Whether this is seen as a trivial/first-world-problem or legitimate problem I'd like some advice: I didn't think to take off any time before my new job - I finish on Friday and start a new job on Monday, whilst moving to a new (unfurnished) place which will require setting up.

This is my first job change in quite a while so I did not think of editing the start date beyond my month's notice. All of my colleagues say they would've recommended a 1-2 month gap. I am halfway through my notice and strongly presume it is too late to bump the start date forward without a bad first impression.

It's turned this transition into more of a stress-maximum than an optimistic readjustment. Is there any advisable way to deal with this, or is it just a matter of getting on with it?

There is a similar question regarding a new job in the same company, this is a new company and I think I could've done with a break (I live in the UK).

  • 3
    This could be very dependent on the nature of the work you're expected to be doing. If it's something where there's a long expected onboarding process the answer might be different to one where you're expected to be nearly fully productive from day one. Sep 23, 2022 at 14:37
  • Perhaps, 2 weeks is a sufficient break. The duration of the break depends on how stressful your last job was. If the last job was not too stressful, a week or a few days would be good enough. I did not even take a break between my last 2 jobs as they were not too stressful. Sep 23, 2022 at 23:06

4 Answers 4


Ah, finishing on a Friday and starting on the Monday, been there - done that far too many times (I appear to be a slow learner in that regard).

Give pushing your start date back is perhaps undesirable do you have any options for finishing your notice period early instead? e.g. do you have any annual leave accrued (remember you'll be accruing it even during your notice period)

Getting a large break this way might be unrealistic, but I'm not sure that it's necessary - even a few days to decompress can make a world of difference to such a transition.

If you can't get yourself more time off between the roles a good backup plan is to make plans for that weekend to make sure you do things you find relaxing, and try and keep it clear of anything stressful: if you have any chores that would normally be done at the weekend try and fit them in during the evenings in your last week of notice, get as much as you can of what you need for the new job prepared in advance etc.


Why presume when you can just ask?

Talk to your current/future employer separately, and ask if there's any room to (shorten your notice period / push back your start date) by a few days?

Make it clear that you're prepared to stick to the original date and see how they respond.

Given how short the gap is, even a few days extra might make a big difference.


Assuming there's no obviously time-critical requirement on your new employer's side, I don't see any real harm in asking them if you can push your start date back by a week or two (assuming you still have two weeks until your currently scheduled start date). Depending on the industry they should consider themselves lucky you only had a once month notice period anyway.

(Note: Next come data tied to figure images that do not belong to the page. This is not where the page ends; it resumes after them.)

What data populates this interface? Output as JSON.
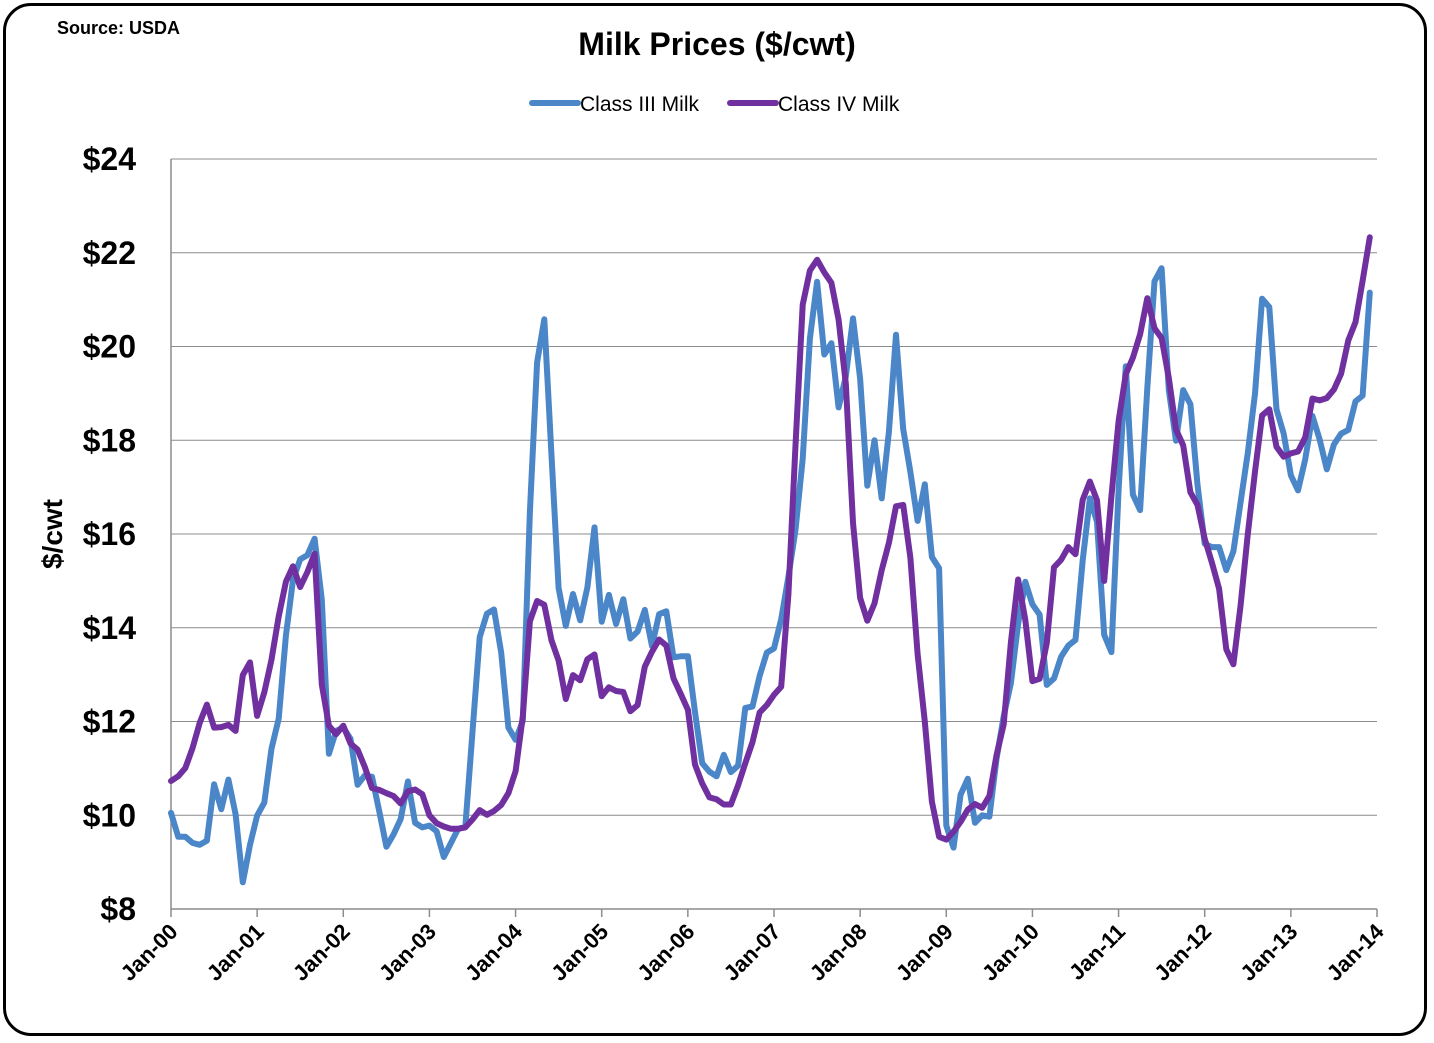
{
  "source_note": "Source: USDA",
  "chart_data": {
    "type": "line",
    "title": "Milk Prices ($/cwt)",
    "xlabel": "",
    "ylabel": "$/cwt",
    "ylim": [
      8,
      24
    ],
    "y_ticks": [
      8,
      10,
      12,
      14,
      16,
      18,
      20,
      22,
      24
    ],
    "y_tick_labels": [
      "$8",
      "$10",
      "$12",
      "$14",
      "$16",
      "$18",
      "$20",
      "$22",
      "$24"
    ],
    "x_tick_labels": [
      "Jan-00",
      "Jan-01",
      "Jan-02",
      "Jan-03",
      "Jan-04",
      "Jan-05",
      "Jan-06",
      "Jan-07",
      "Jan-08",
      "Jan-09",
      "Jan-10",
      "Jan-11",
      "Jan-12",
      "Jan-13",
      "Jan-14"
    ],
    "x_start": "Jan-00",
    "x_frequency": "monthly",
    "grid": "horizontal",
    "legend_position": "top",
    "series": [
      {
        "name": "Class III Milk",
        "color": "#4A86C8",
        "values": [
          10.05,
          9.54,
          9.54,
          9.41,
          9.37,
          9.46,
          10.66,
          10.13,
          10.76,
          10.02,
          8.57,
          9.37,
          9.99,
          10.27,
          11.42,
          12.06,
          13.83,
          15.02,
          15.46,
          15.55,
          15.9,
          14.6,
          11.31,
          11.8,
          11.87,
          11.63,
          10.65,
          10.85,
          10.82,
          10.09,
          9.33,
          9.59,
          9.92,
          10.72,
          9.84,
          9.74,
          9.78,
          9.66,
          9.11,
          9.41,
          9.71,
          9.75,
          11.78,
          13.8,
          14.3,
          14.39,
          13.47,
          11.87,
          11.61,
          12.01,
          16.48,
          19.66,
          20.58,
          17.68,
          14.85,
          14.04,
          14.72,
          14.16,
          14.86,
          16.14,
          14.13,
          14.7,
          14.08,
          14.61,
          13.77,
          13.92,
          14.38,
          13.61,
          14.29,
          14.35,
          13.37,
          13.39,
          13.39,
          12.2,
          11.11,
          10.93,
          10.83,
          11.29,
          10.92,
          11.06,
          12.29,
          12.32,
          12.97,
          13.47,
          13.56,
          14.18,
          15.09,
          16.09,
          17.6,
          20.17,
          21.38,
          19.83,
          20.07,
          18.7,
          19.36,
          20.6,
          19.32,
          17.03,
          18.0,
          16.76,
          18.18,
          20.25,
          18.24,
          17.32,
          16.28,
          17.06,
          15.51,
          15.27,
          9.78,
          9.31,
          10.44,
          10.78,
          9.84,
          10.0,
          9.97,
          11.2,
          12.11,
          12.82,
          14.08,
          14.98,
          14.5,
          14.28,
          12.78,
          12.92,
          13.38,
          13.62,
          13.74,
          15.44,
          16.76,
          16.26,
          13.85,
          13.48,
          16.94,
          19.58,
          16.84,
          16.51,
          19.11,
          21.39,
          21.67,
          19.07,
          17.99,
          19.07,
          18.77,
          17.05,
          15.79,
          15.72,
          15.72,
          15.23,
          15.63,
          16.68,
          17.73,
          18.99,
          21.02,
          20.84,
          18.66,
          18.14,
          17.25,
          16.93,
          17.59,
          18.52,
          18.02,
          17.38,
          17.91,
          18.14,
          18.22,
          18.83,
          18.95,
          21.15
        ]
      },
      {
        "name": "Class IV Milk",
        "color": "#7030A0",
        "values": [
          10.73,
          10.83,
          11.01,
          11.43,
          11.97,
          12.36,
          11.87,
          11.88,
          11.93,
          11.8,
          12.99,
          13.26,
          12.12,
          12.62,
          13.32,
          14.24,
          14.98,
          15.31,
          14.87,
          15.19,
          15.58,
          12.79,
          11.91,
          11.73,
          11.91,
          11.53,
          11.4,
          11.03,
          10.58,
          10.54,
          10.47,
          10.41,
          10.25,
          10.51,
          10.55,
          10.45,
          10.0,
          9.83,
          9.76,
          9.71,
          9.71,
          9.74,
          9.91,
          10.11,
          10.01,
          10.09,
          10.22,
          10.47,
          10.94,
          12.11,
          14.14,
          14.57,
          14.49,
          13.73,
          13.3,
          12.48,
          12.99,
          12.88,
          13.33,
          13.43,
          12.54,
          12.73,
          12.65,
          12.63,
          12.22,
          12.35,
          13.17,
          13.49,
          13.75,
          13.62,
          12.92,
          12.59,
          12.25,
          11.08,
          10.68,
          10.38,
          10.34,
          10.23,
          10.23,
          10.64,
          11.11,
          11.56,
          12.19,
          12.35,
          12.57,
          12.74,
          14.71,
          17.89,
          20.89,
          21.62,
          21.85,
          21.58,
          21.36,
          20.57,
          19.21,
          16.24,
          14.64,
          14.15,
          14.52,
          15.23,
          15.81,
          16.59,
          16.62,
          15.49,
          13.44,
          12.0,
          10.29,
          9.54,
          9.48,
          9.65,
          9.86,
          10.12,
          10.24,
          10.16,
          10.41,
          11.28,
          11.94,
          13.69,
          15.03,
          14.17,
          12.86,
          12.91,
          13.68,
          15.29,
          15.45,
          15.72,
          15.57,
          16.73,
          17.12,
          16.72,
          15.0,
          16.8,
          18.41,
          19.41,
          19.76,
          20.26,
          21.03,
          20.39,
          20.18,
          19.33,
          18.23,
          17.89,
          16.89,
          16.62,
          15.9,
          15.39,
          14.83,
          13.54,
          13.22,
          14.48,
          16.0,
          17.33,
          18.53,
          18.66,
          17.86,
          17.65,
          17.72,
          17.76,
          18.06,
          18.89,
          18.85,
          18.9,
          19.08,
          19.42,
          20.13,
          20.52,
          21.4,
          22.33
        ]
      }
    ]
  }
}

IANAL so take this with a pinch of salt, but if the worst case happens and they rescind the offer (they probably can't do this if you've signed an offer, although they can of course hold you to the start date you agreed) you may well have dodged a bullet - if they're not willing to be flexible about your start date by a few days, who knows how they'll be with regards to other working conditions.

If they aren't willing or able to push the start date back, just make sure you understand what the expectations are in terms of your onboarding to the new company, how soon you're expected to be productive etc, and then don't overstretch yourself trying to reach or exceed those goals too soon. Changing jobs is never going to be stress-free but you can certainly make things worse for yourself by pushing yourself too hard too fast in your new role.

  • What happens if the person doing the training has booked their own holiday 2 days after the start date and won't be available to cover a late start?
    – Solar Mike
    Sep 23, 2022 at 17:22
  • 1
    Then they'll say no to his request and he's lost nothing? Sep 24, 2022 at 18:27

Is there any advisable way to deal with this, or is it just a matter of getting on with it?

At this point it's too late to make changes.

Just get on with it and await your next vacation.